Horse-drawn streetcars operated by the North Chicago City Railway Co.
Chicago Sunday Tribune, May 19, 1895
When all the present plans of the Yerkes system are carried out the horses will almost cease to be a factor in the street car transportation facilities of Chicago. As planned now all horse car lines with the exception of a few on the North Side and a few on the West Side will be run by electricity. This means a saving of 10,000 horses to the companies of this system, and it has been said that in all 100,000 horses which were in use a few years ago will be cut down to considerably less than 10,000. The old horses are being sold, at least such of them as not needed. If a horse has not been used too long on a street car it is considered valuable to drive an express wagon or to do other work of like character. Where a horse has grown so old as to be practically valueless it becomes food for human beings. There is a regular market price for horses at the Union Stock-Yards, where they are killed and the meat shipped to certain foreign countries. There is a suspicion that some of this meat finds its way into Chicago markets, though this is denied by all who are interested in the sale or purchase of the worn-out animals.
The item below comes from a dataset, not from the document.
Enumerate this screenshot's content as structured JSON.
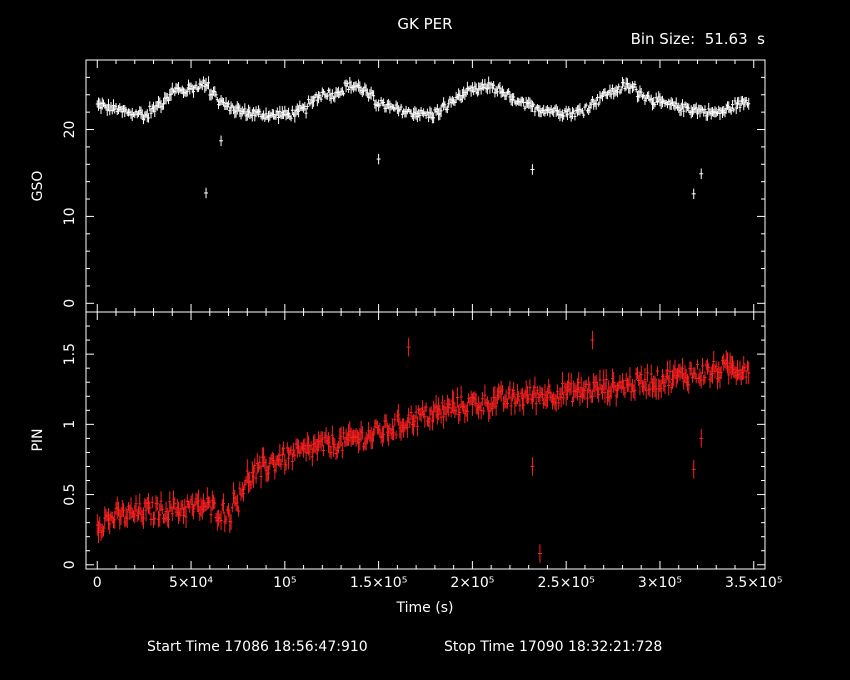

The West Side alone has made a saving of 6,000 horses, which were in regular use on its various lines, while the North has done away with nearly or all of 4,000. It will thus be seen that in addition of giving people much better and much more rapid transportation it makes a big saving to the street car companies in the purchase of horses and in the buying of feed for them.
Horse-drawn streetcars, South Cottage Grove Avenue
1 City Railway Co.’s State street and Cottage Grove lines were the first to be converted to cable power in 1882.